II.То, что общественная наука ещё не родилась, можно превосходно видеть из анализа критериев, на которых основывается классификация форм правления, повсеместно принятая до сих пор. Даже зрелая наука не всегда имеет возможности для классификации. Но когда классификация делается, она должна соответствовать наиболее существенным качествам тех вещей или феноменов, которые наука изучает, а не их внешним проявлениям, иначе она будет основана на тривиальных, а совсем не научных наблюдениях. Критерии классификации должны отвечать подлинным критериям исследования.

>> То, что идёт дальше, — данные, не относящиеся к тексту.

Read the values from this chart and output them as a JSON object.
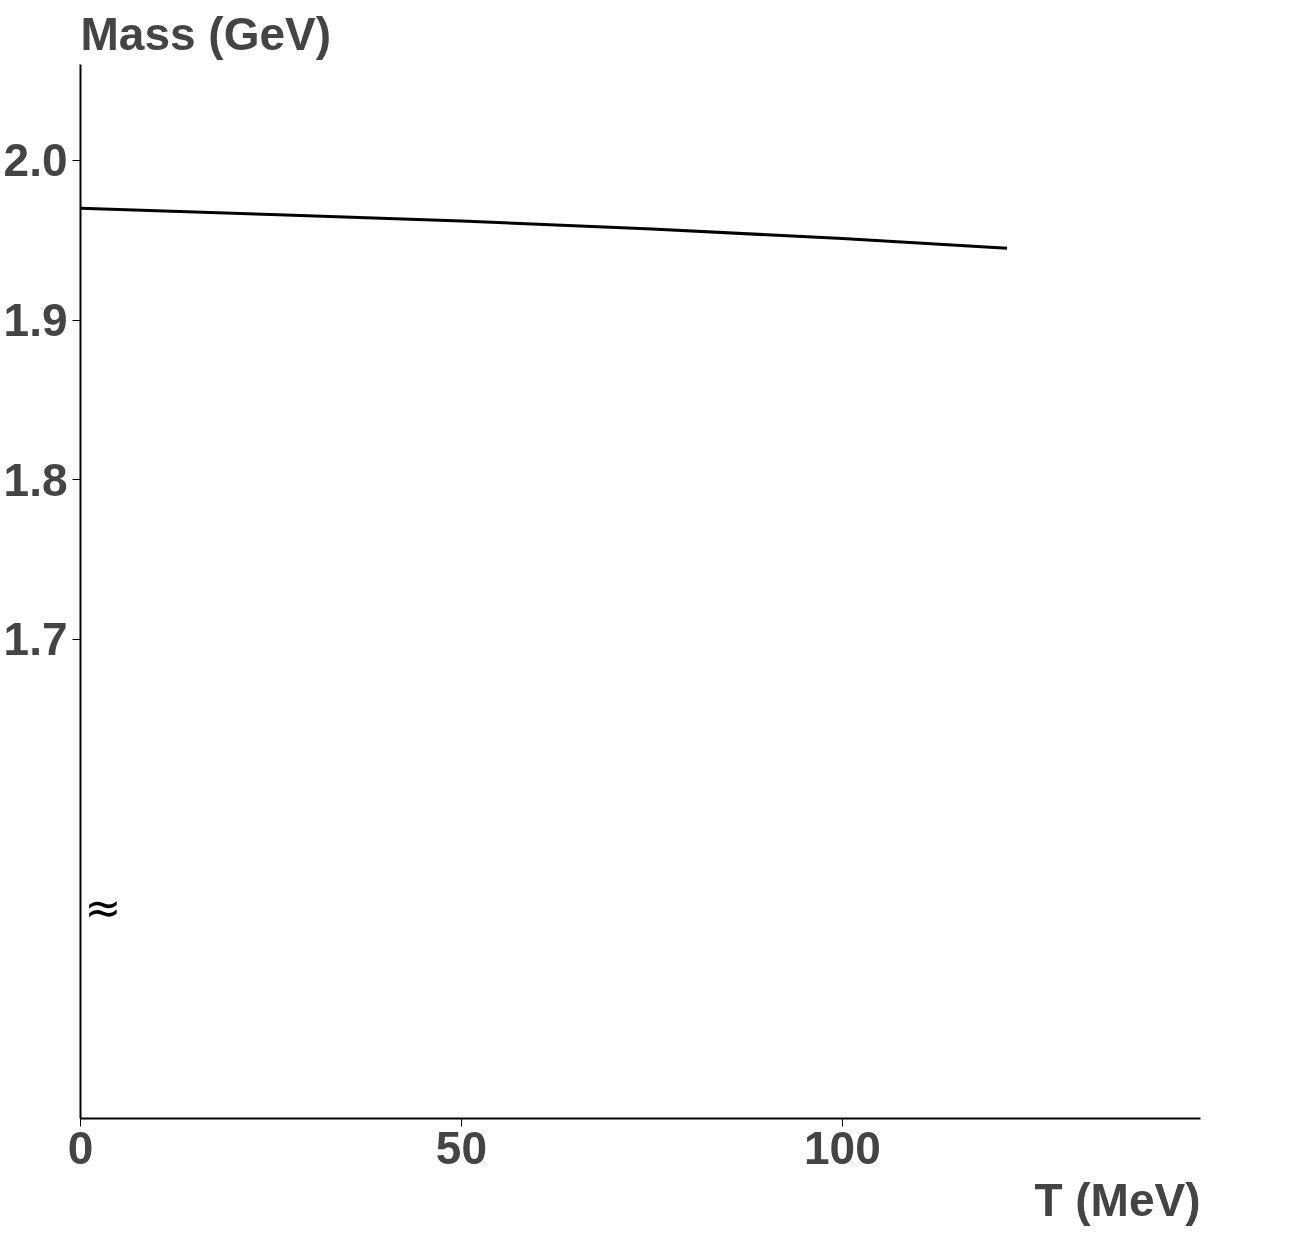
{
  "chart_data": {
    "type": "line",
    "xlabel": "T (MeV)",
    "ylabel": "Mass (GeV)",
    "x": [
      0,
      25,
      50,
      75,
      100,
      121.6
    ],
    "series": [
      {
        "color": "#000000",
        "values": [
          1.97,
          1.966,
          1.962,
          1.957,
          1.951,
          1.945
        ]
      }
    ],
    "xlim": [
      0,
      147
    ],
    "ylim": [
      1.4,
      2.06
    ],
    "xticks": [
      0,
      50,
      100
    ],
    "yticks": [
      1.7,
      1.8,
      1.9,
      {
        "value": 2.0,
        "label": "2.0"
      }
    ],
    "annotations": [
      "≈"
    ],
    "grid": false,
    "marker": "none",
    "line_style": "solid"
  }
}
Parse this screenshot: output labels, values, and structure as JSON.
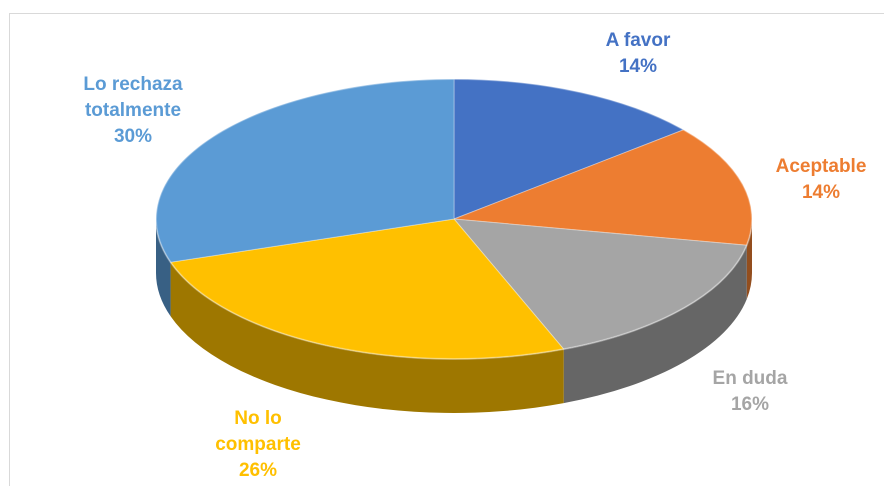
{
  "chart_data": {
    "type": "pie",
    "title": "",
    "slices": [
      {
        "label": "A favor",
        "value": 14,
        "value_label": "14%",
        "color": "#4472c4"
      },
      {
        "label": "Aceptable",
        "value": 14,
        "value_label": "14%",
        "color": "#ed7d31"
      },
      {
        "label": "En duda",
        "value": 16,
        "value_label": "16%",
        "color": "#a5a5a5"
      },
      {
        "label": "No lo comparte",
        "value": 26,
        "value_label": "26%",
        "color": "#ffc000"
      },
      {
        "label": "Lo rechaza totalmente",
        "value": 30,
        "value_label": "30%",
        "color": "#5b9bd5"
      }
    ],
    "style": "3d",
    "legend": "none",
    "labels": {
      "a_favor": {
        "line1": "A favor",
        "pct": "14%"
      },
      "aceptable": {
        "line1": "Aceptable",
        "pct": "14%"
      },
      "en_duda": {
        "line1": "En duda",
        "pct": "16%"
      },
      "no_lo_comparte": {
        "line1": "No lo",
        "line2": "comparte",
        "pct": "26%"
      },
      "lo_rechaza": {
        "line1": "Lo rechaza",
        "line2": "totalmente",
        "pct": "30%"
      }
    }
  }
}
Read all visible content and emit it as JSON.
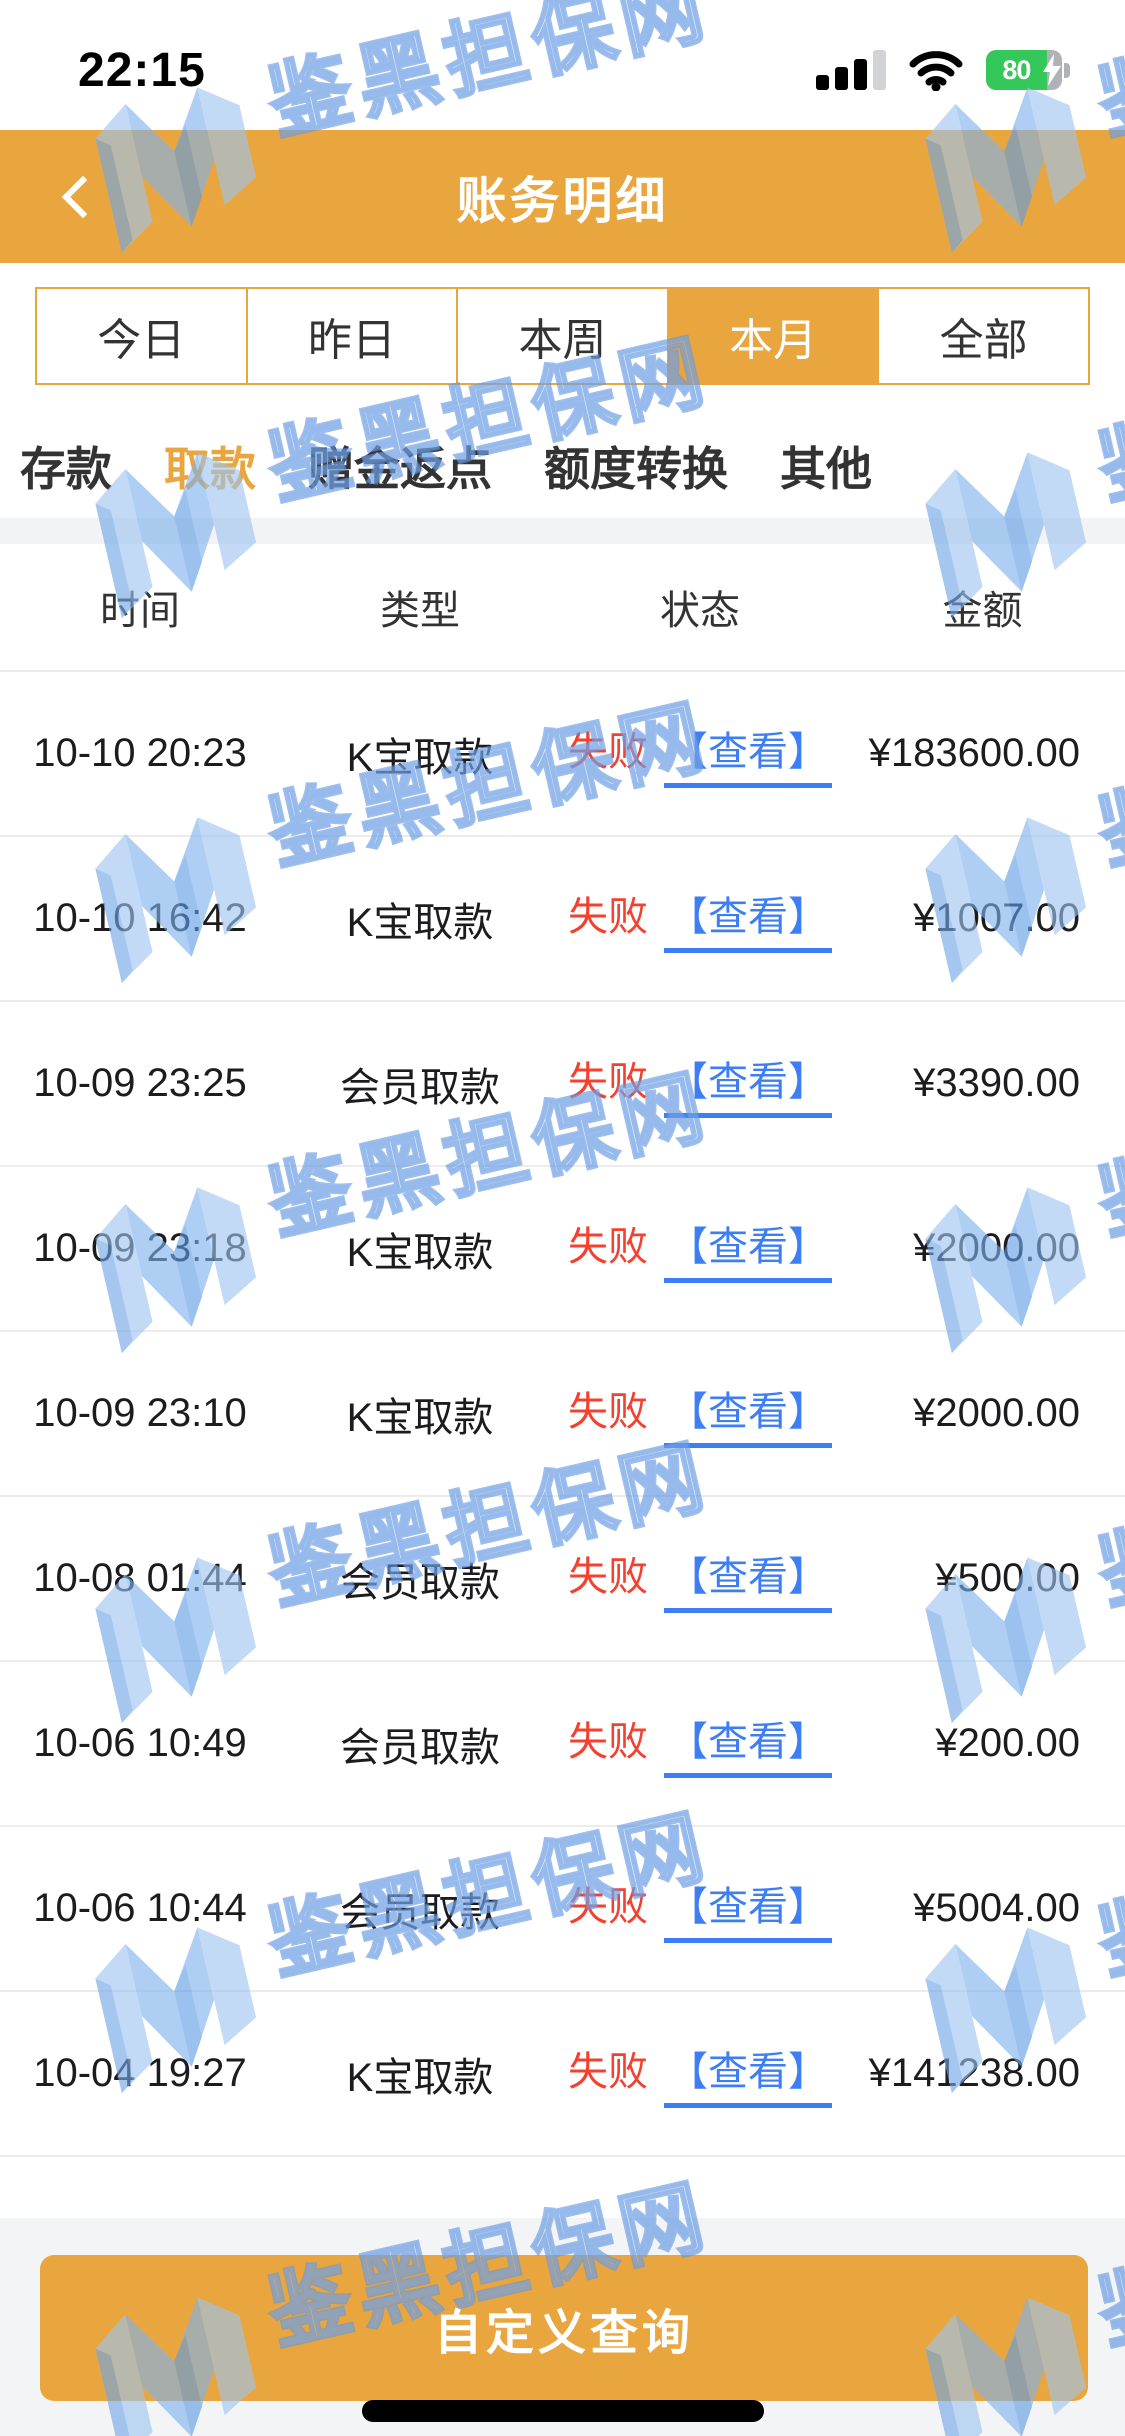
{
  "status_bar": {
    "time": "22:15",
    "battery_percent": "80"
  },
  "header": {
    "title": "账务明细"
  },
  "date_tabs": {
    "selected_index": 3,
    "items": [
      {
        "label": "今日"
      },
      {
        "label": "昨日"
      },
      {
        "label": "本周"
      },
      {
        "label": "本月"
      },
      {
        "label": "全部"
      }
    ]
  },
  "category_tabs": {
    "selected_index": 1,
    "items": [
      {
        "label": "存款"
      },
      {
        "label": "取款"
      },
      {
        "label": "赠金返点"
      },
      {
        "label": "额度转换"
      },
      {
        "label": "其他"
      }
    ]
  },
  "table": {
    "columns": [
      "时间",
      "类型",
      "状态",
      "金额"
    ],
    "rows": [
      {
        "time": "10-10 20:23",
        "type": "K宝取款",
        "status": "失败",
        "action": "【查看】",
        "amount": "¥183600.00"
      },
      {
        "time": "10-10 16:42",
        "type": "K宝取款",
        "status": "失败",
        "action": "【查看】",
        "amount": "¥1007.00"
      },
      {
        "time": "10-09 23:25",
        "type": "会员取款",
        "status": "失败",
        "action": "【查看】",
        "amount": "¥3390.00"
      },
      {
        "time": "10-09 23:18",
        "type": "K宝取款",
        "status": "失败",
        "action": "【查看】",
        "amount": "¥2000.00"
      },
      {
        "time": "10-09 23:10",
        "type": "K宝取款",
        "status": "失败",
        "action": "【查看】",
        "amount": "¥2000.00"
      },
      {
        "time": "10-08 01:44",
        "type": "会员取款",
        "status": "失败",
        "action": "【查看】",
        "amount": "¥500.00"
      },
      {
        "time": "10-06 10:49",
        "type": "会员取款",
        "status": "失败",
        "action": "【查看】",
        "amount": "¥200.00"
      },
      {
        "time": "10-06 10:44",
        "type": "会员取款",
        "status": "失败",
        "action": "【查看】",
        "amount": "¥5004.00"
      },
      {
        "time": "10-04 19:27",
        "type": "K宝取款",
        "status": "失败",
        "action": "【查看】",
        "amount": "¥141238.00"
      }
    ]
  },
  "footer": {
    "query_button": "自定义查询"
  },
  "watermark": {
    "text": "鉴黑担保网"
  },
  "colors": {
    "accent_orange": "#E9A63E",
    "status_fail_red": "#F4402F",
    "link_blue": "#3D7EF5",
    "battery_green": "#34C759",
    "watermark_blue": "#6296E2"
  }
}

Так, например, в зоологии животные не классифицируются по цвету кожи или весу тела, поскольку эти свойства, не лишенные впрочем, важности, все-таки являются больше внешними, чем существенными. Подлинными критериями, по которым можно подразделять и изучать животных, выступает их анатомическое строение. Аналогичным образом, растения не делят на плодоносные и неплодоносные, поскольку это основание, говоря языком ботаники, не носит характера существенного, но должно отражать их структуру. Или когда у нас классификация форм правления, восходящая к Аристотелю, как можно убедиться, повсеместно принятая, которая выделяет демократические, аристократические и монархические формы правления по тому, находится ли высшая власть у большинства граждан, у ограниченного класса или же у одного единственного человека, мы вправе ожидать, что и эта классификация выстроена на наиболее важных и существенных характеристиках правления, а не на тех, которые наиболее легко доступны восприятию и вполне очевидны. Тем более что исследования форм правления повсеместно ведутся на основе данной классификации. Если же мы приходим к выводу, что при составлении классификации вдохновлялись исключительно поверхностными критериями и, не имея возможности заменить её другой, мы, тем не менее, можем найти иные критерии, более важные и существенные, изучения социальной организации народов с помощью которых мы косвенно обнаружим ту примитивную стадию, на которой, ещё находится политическая наука, по другому называемая социологией.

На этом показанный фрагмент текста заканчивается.